Netflix / iceberg

Iceberg is a table format for large, slow-moving tabular data
Apache License 2.0
468 stars 59 forks source link

Reading Deltas via Metadata #48

Open omervk opened 5 years ago

omervk commented 5 years ago

(this is very similar in philosophy to #47 and it would be good to read that before this, same caveats applying)

A job that wants to read only new data since the last time it ran must understand what the high-water mark was and read new data from its source based on a predicate. For instance:

val newData = spark
  .read
  /* ... */
  .filter($"day" === "2018-08-05")

However, we can base our reads on the building-up of snapshots along time, so if our snapshots are S1, S2, S3 and S4 and the last snapshot we processed was S1, we can read the new data from S2, S3 and S4 and skip the filtering completely. This would essentially make our high-water mark metadata-based, rather than data-based.
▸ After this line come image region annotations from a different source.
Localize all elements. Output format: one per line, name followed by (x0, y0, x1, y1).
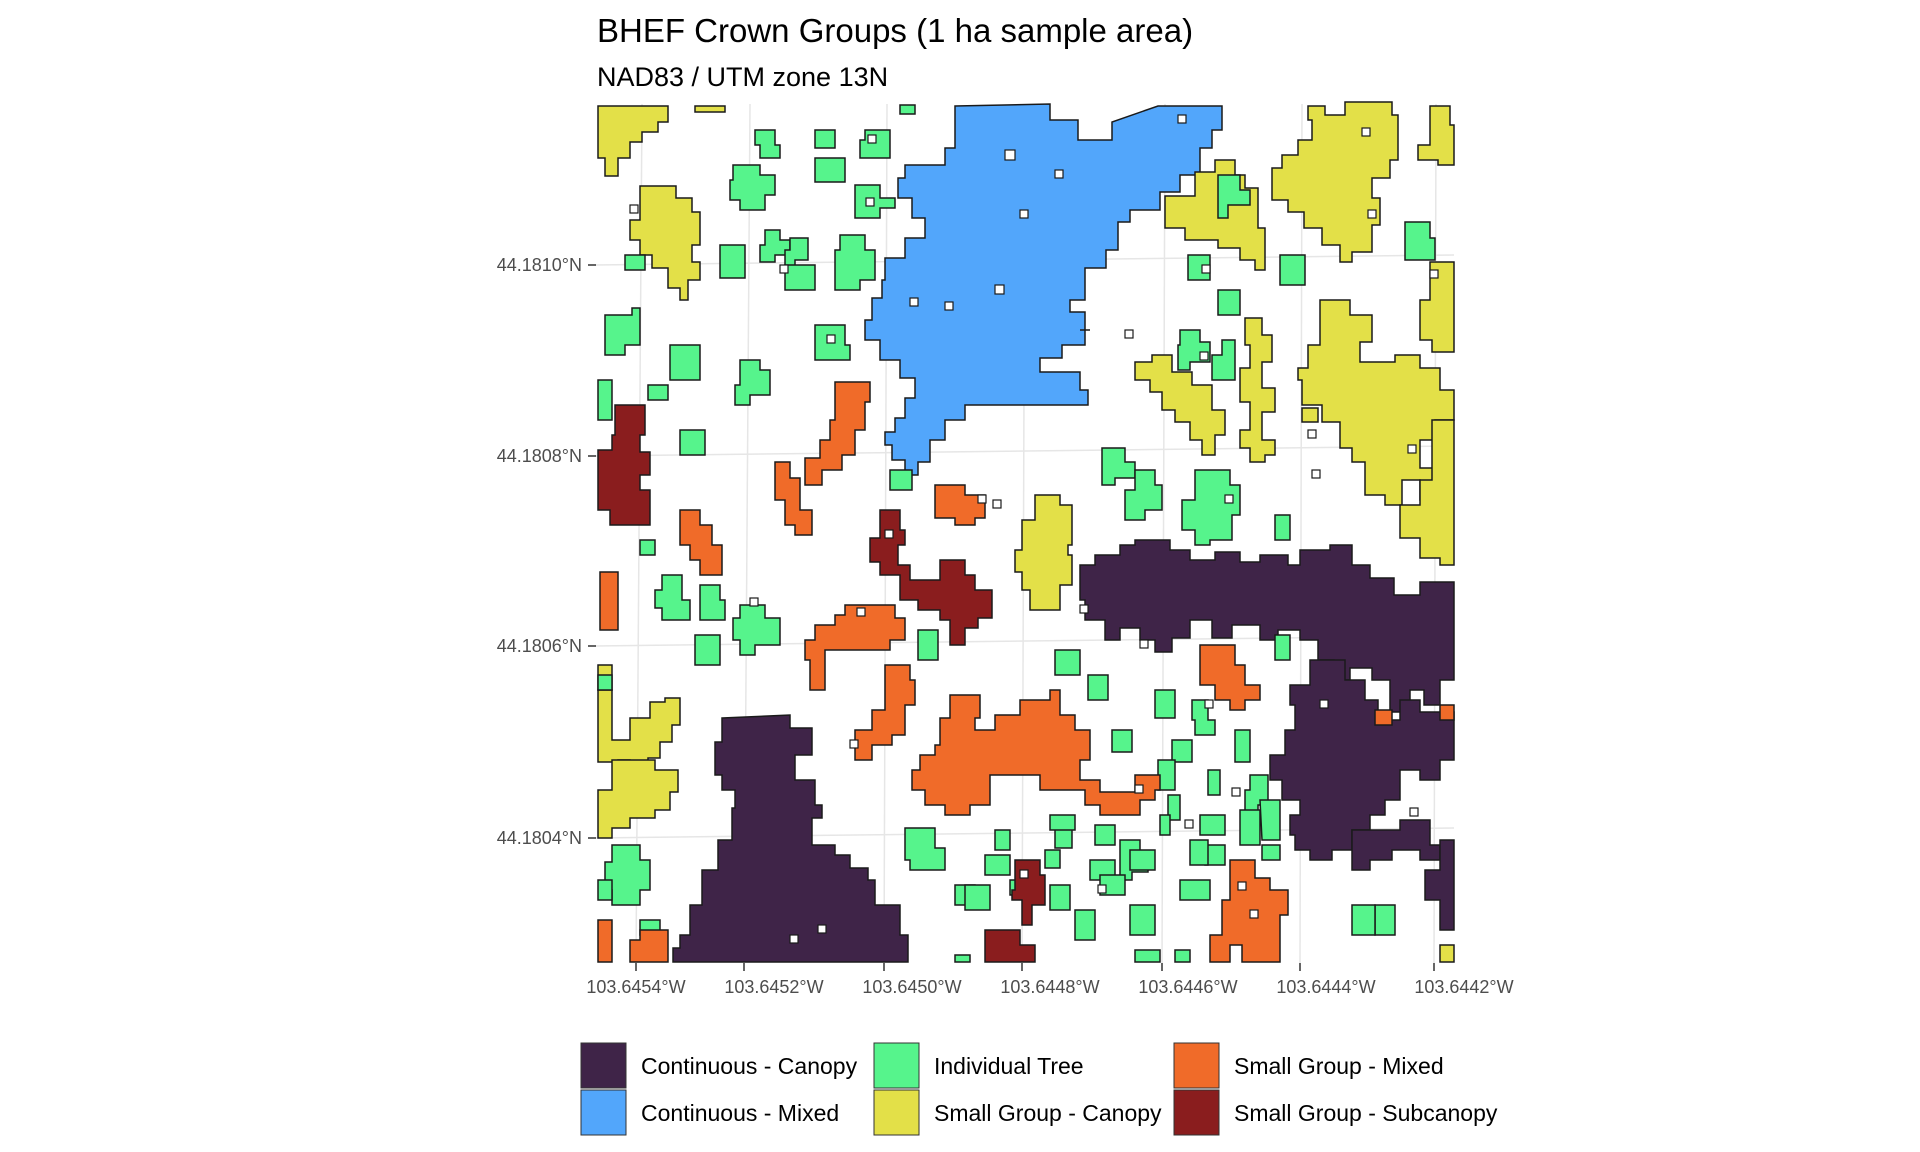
x-tick-label: 103.6442°W (1414, 977, 1513, 997)
legend-swatch-small-group-subcanopy (1173, 1089, 1220, 1136)
x-tick-label: 103.6446°W (1138, 977, 1237, 997)
legend-label: Small Group - Subcanopy (1234, 1100, 1498, 1126)
map-panel (588, 101, 1455, 971)
crown-individual-tree (597, 104, 1436, 963)
legend-label: Continuous - Canopy (641, 1053, 858, 1079)
crown-continuous-canopy (672, 539, 1455, 963)
legend-label: Small Group - Mixed (1234, 1053, 1444, 1079)
legend-label: Individual Tree (934, 1053, 1084, 1079)
legend-label: Continuous - Mixed (641, 1100, 839, 1126)
crown-gaps (629, 114, 1439, 944)
x-tick-label: 103.6444°W (1276, 977, 1375, 997)
legend-label: Small Group - Canopy (934, 1100, 1162, 1126)
y-tick-label: 44.1806°N (497, 636, 582, 656)
y-tick-label: 44.1804°N (497, 828, 582, 848)
x-tick-label: 103.6448°W (1000, 977, 1099, 997)
crown-small-group-mixed (597, 329, 1455, 963)
legend-swatch-small-group-canopy (873, 1089, 920, 1136)
legend-swatch-continuous-canopy (580, 1042, 627, 1089)
x-tick-label: 103.6450°W (862, 977, 961, 997)
y-tick-label: 44.1810°N (497, 255, 582, 275)
crown-continuous-mixed (864, 103, 1223, 476)
legend-swatch-continuous-mixed (580, 1089, 627, 1136)
map-subtitle: NAD83 / UTM zone 13N (597, 62, 888, 92)
crown-small-group-canopy (597, 101, 1455, 963)
y-tick-label: 44.1808°N (497, 446, 582, 466)
map-title: BHEF Crown Groups (1 ha sample area) (597, 12, 1193, 49)
x-tick-label: 103.6452°W (724, 977, 823, 997)
axis-ticks (588, 264, 1435, 971)
x-tick-label: 103.6454°W (586, 977, 685, 997)
legend-swatch-individual-tree (873, 1042, 920, 1089)
legend-swatch-small-group-mixed (1173, 1042, 1220, 1089)
crown-small-group-subcanopy (597, 404, 1046, 963)
legend: Continuous - Canopy Individual Tree Smal… (580, 1042, 1498, 1136)
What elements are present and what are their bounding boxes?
This can be achieved using the low-level Iceberg API, but not using the Spark API, which would be a great addition to the project.

Here's a sketch of how this API may look like:

spark
  .read
  .format("iceberg")
  .snapshots(2, 3, 4)
  .load(path)

Note: Specifying the list of snapshots would also let this API support other use cases, such as parallel-processing of snapshots, etc.

rdblue commented 5 years ago

This can be done fairly easily by adding key-value properties when reading with Spark. We plan to do this to implement AS OF SYSTEM TIME SQL statements as well. You'd pass extra information and in the IcebergSource, use it to customize the scan.

Scans don't currently support filtering by what is "new" in a snapshot (or multiple snapshots) but that should be easy to add by extending the TableScan interface and the underlying BaseTableScan implementation.